Ces terrains alluviaux relativement filtrants sont alimentés à la fois par la nappe alluviale et celle de la craie dans des proportions différentes selon les saisons. Du fait de cette humidité des sols, ces terres ne peuvent pas être facilement mises en cultures : elles sont donc essentiellement occupés par des boisements (dans la tourbière), et des prairies mésohygrophiles et hygrophiles en périphérie. Celles-ci sont valorisées par la fauche et/ou le pâturage. Les prairies mixtes sont d’abord fauchées en juin, puis elles sont suivies d’un pâturage en été. Des vastes surfaces sont cependant exclusivement utilisées pour la récolte du fourrage.

Les prairies de fauche (alliances de l’Arrhenatherion elatioris et du Bromion racemosi) sont utilisées plus ou moins intensivement, notamment en fonction de leur inondabilité printanière. Certaines prairies ont été semées à des fins pastorales, notamment en Ray-Grass (Lolium perenne), ce qui réduit leur diversité végétale.

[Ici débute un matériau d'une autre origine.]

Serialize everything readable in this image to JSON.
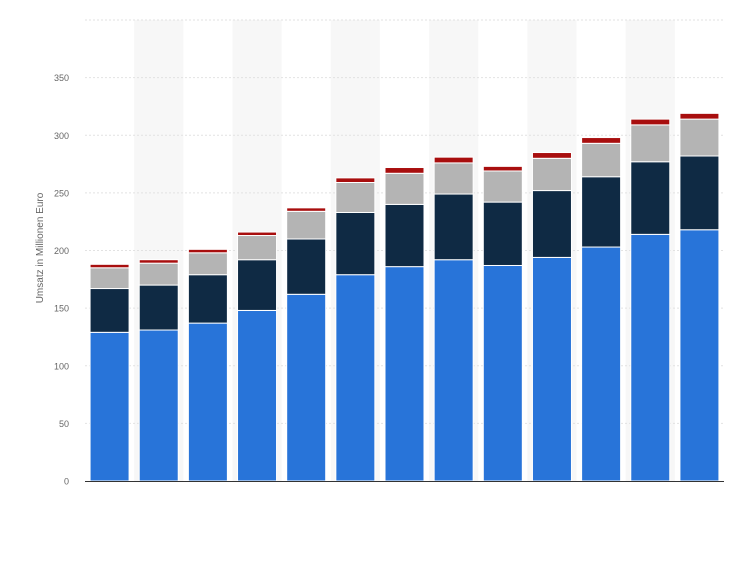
{
  "chart_data": {
    "type": "bar",
    "stacked": true,
    "ylabel": "Umsatz in Millionen Euro",
    "ylim": [
      0,
      400
    ],
    "yticks": [
      0,
      50,
      100,
      150,
      200,
      250,
      300,
      350
    ],
    "grid": true,
    "categories": [
      "",
      "",
      "",
      "",
      "",
      "",
      "",
      "",
      "",
      "",
      "",
      "",
      ""
    ],
    "series": [
      {
        "color": "#2874d9",
        "values": [
          129,
          131,
          137,
          148,
          162,
          179,
          186,
          192,
          187,
          194,
          203,
          214,
          218
        ]
      },
      {
        "color": "#0f2a44",
        "values": [
          38,
          39,
          42,
          44,
          48,
          54,
          54,
          57,
          55,
          58,
          61,
          63,
          64
        ]
      },
      {
        "color": "#b4b4b4",
        "values": [
          18,
          19,
          19,
          21,
          24,
          26,
          27,
          27,
          27,
          28,
          29,
          32,
          32
        ]
      },
      {
        "color": "#a80e0e",
        "values": [
          3,
          3,
          3,
          3,
          3,
          4,
          5,
          5,
          4,
          5,
          5,
          5,
          5
        ]
      }
    ]
  }
}
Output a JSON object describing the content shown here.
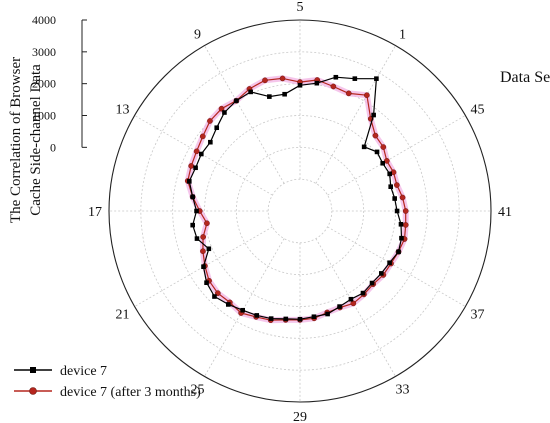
{
  "chart_data": {
    "type": "polar-line",
    "ylabel_lines": [
      "The Correlation of Browser",
      "Cache Side-channel Data"
    ],
    "angular_axis_label": "Data Sets",
    "angular_ticks": [
      1,
      5,
      9,
      13,
      17,
      21,
      25,
      29,
      33,
      37,
      41,
      45
    ],
    "n_points": 48,
    "radial_ticks": [
      0,
      1000,
      2000,
      3000,
      4000
    ],
    "radial_range": [
      -2000,
      4000
    ],
    "grid": true,
    "legend_position": "bottom-left",
    "series": [
      {
        "name": "device 7",
        "color": "#000000",
        "marker": "square",
        "values": [
          2800,
          2500,
          2350,
          2050,
          1950,
          1700,
          1720,
          2050,
          2000,
          1900,
          1700,
          1550,
          1580,
          1550,
          1600,
          1400,
          1250,
          1400,
          1350,
          1100,
          1500,
          1700,
          1800,
          1700,
          1600,
          1550,
          1500,
          1420,
          1400,
          1350,
          1350,
          1250,
          1200,
          1250,
          1200,
          1220,
          1250,
          1350,
          1300,
          1200,
          1050,
          1000,
          950,
          1050,
          1000,
          1050,
          850,
          1800
        ]
      },
      {
        "name": "device 7 (after 3 months)",
        "color": "#b5261e",
        "marker": "circle",
        "values": [
          2200,
          2000,
          2050,
          2150,
          2050,
          2200,
          2250,
          2150,
          2000,
          2050,
          2000,
          1850,
          1750,
          1700,
          1650,
          1400,
          1150,
          950,
          1150,
          1300,
          1450,
          1600,
          1650,
          1620,
          1700,
          1600,
          1550,
          1450,
          1420,
          1400,
          1300,
          1280,
          1350,
          1300,
          1250,
          1300,
          1300,
          1350,
          1400,
          1350,
          1320,
          1250,
          1150,
          1180,
          1150,
          1300,
          1350,
          1650
        ]
      }
    ]
  }
}
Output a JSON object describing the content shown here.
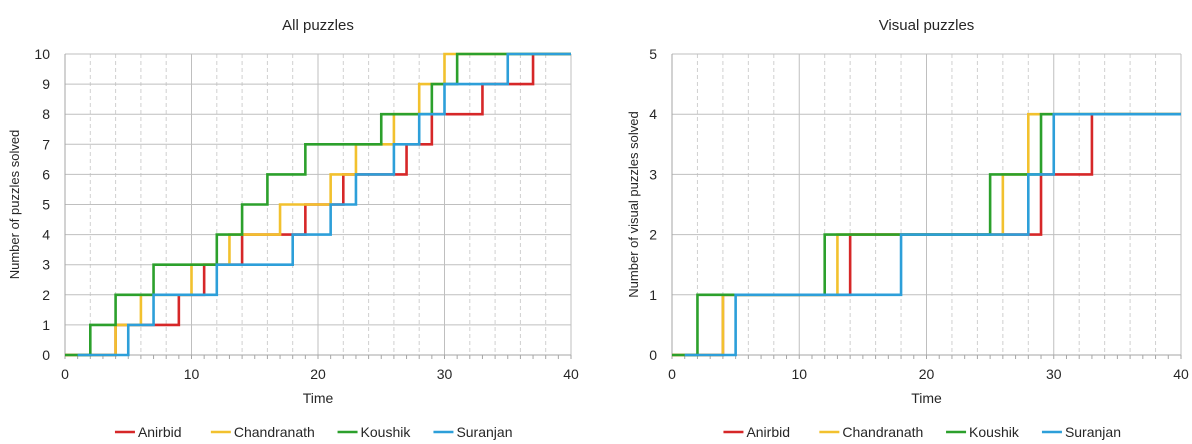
{
  "chart_data": [
    {
      "type": "line",
      "step": true,
      "title": "All puzzles",
      "xlabel": "Time",
      "ylabel": "Number of puzzles solved",
      "xlim": [
        0,
        40
      ],
      "ylim": [
        0,
        10
      ],
      "xticks": [
        0,
        10,
        20,
        30,
        40
      ],
      "yticks": [
        0,
        1,
        2,
        3,
        4,
        5,
        6,
        7,
        8,
        9,
        10
      ],
      "grid": true,
      "legend": "bottom",
      "series": [
        {
          "name": "Anirbid",
          "color": "#d62728",
          "x": [
            0,
            4,
            9,
            11,
            14,
            19,
            22,
            27,
            29,
            33,
            37,
            40
          ],
          "y": [
            0,
            1,
            2,
            3,
            4,
            5,
            6,
            7,
            8,
            9,
            10,
            10
          ]
        },
        {
          "name": "Chandranath",
          "color": "#f2c12e",
          "x": [
            0,
            4,
            6,
            10,
            13,
            17,
            21,
            23,
            26,
            28,
            30,
            40
          ],
          "y": [
            0,
            1,
            2,
            3,
            4,
            5,
            6,
            7,
            8,
            9,
            10,
            10
          ]
        },
        {
          "name": "Koushik",
          "color": "#2ca02c",
          "x": [
            0,
            2,
            4,
            7,
            12,
            14,
            16,
            19,
            25,
            29,
            31,
            40
          ],
          "y": [
            0,
            1,
            2,
            3,
            4,
            5,
            6,
            7,
            8,
            9,
            10,
            10
          ]
        },
        {
          "name": "Suranjan",
          "color": "#2d9fd9",
          "x": [
            1,
            5,
            7,
            12,
            18,
            21,
            23,
            26,
            28,
            30,
            35,
            40
          ],
          "y": [
            0,
            1,
            2,
            3,
            4,
            5,
            6,
            7,
            8,
            9,
            10,
            10
          ]
        }
      ]
    },
    {
      "type": "line",
      "step": true,
      "title": "Visual puzzles",
      "xlabel": "Time",
      "ylabel": "Number of visual puzzles solved",
      "xlim": [
        0,
        40
      ],
      "ylim": [
        0,
        5
      ],
      "xticks": [
        0,
        10,
        20,
        30,
        40
      ],
      "yticks": [
        0,
        1,
        2,
        3,
        4,
        5
      ],
      "grid": true,
      "legend": "bottom",
      "series": [
        {
          "name": "Anirbid",
          "color": "#d62728",
          "x": [
            0,
            4,
            14,
            29,
            33,
            40
          ],
          "y": [
            0,
            1,
            2,
            3,
            4,
            4
          ]
        },
        {
          "name": "Chandranath",
          "color": "#f2c12e",
          "x": [
            0,
            4,
            13,
            26,
            28,
            40
          ],
          "y": [
            0,
            1,
            2,
            3,
            4,
            4
          ]
        },
        {
          "name": "Koushik",
          "color": "#2ca02c",
          "x": [
            0,
            2,
            12,
            25,
            29,
            40
          ],
          "y": [
            0,
            1,
            2,
            3,
            4,
            4
          ]
        },
        {
          "name": "Suranjan",
          "color": "#2d9fd9",
          "x": [
            1,
            5,
            18,
            28,
            30,
            40
          ],
          "y": [
            0,
            1,
            2,
            3,
            4,
            4
          ]
        }
      ]
    }
  ]
}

La Boucle d’Heurteauville recèle la vaste tourbière de la Harelle, deuxième tourbière alcaline de la région après le Marais-Vernier. Mais elle n’est pas seulement une tourbière alcaline : une tourbière acide ombrotrophe s’est développée en son centre, qui lui donne toute son originalité. Elle est principalement alimentée par les eaux de pluie (tourbière ombrophile). Sous la tourbière, la nappe de la craie est captive (sous pression) et ressort au niveau de quelques sources résurgentes. La nappe alluviale quant à elle n’atteint jamais le cœur de la tourbière. De même, l’eau libre de la Seine qui pourrait potentiellement remonter par les fossés, est bloquée par des clapets.

La tourbière d’Heurteauville est aujourd’hui essentiellement boisée. Les habitats dominants sont une imbrication de bétulaies tourbeuses, d’aulnaies-frénaies, de saulaies, de peupleraies, de mégaphorbiaies, de prairies et de landes maigres sur sols oligotrophes, de cariçaies, de roselières atterries. Les bétulaies pubescentes à sphaignes (Sphagno-Betuletum pro parte) couvrent de vastes surfaces.

L’utilisation pastorale ayant cessé depuis de nombreuses années, la végétation évolue globalement vers des milieux boisés de plus en plus denses.

Cependant, quelques secteurs plus humides encore ouverts abritent une végétation ouverte turficole (= qui vit sur la tourbe) particulièrement précieuse. Des fragments de landes à Ericacées subsistent avec le groupement à Callune (Calluna vulgaris) et Bruyère à quatre angles (Erica tetralix) (association du Calluno-Ericetum tetralicis).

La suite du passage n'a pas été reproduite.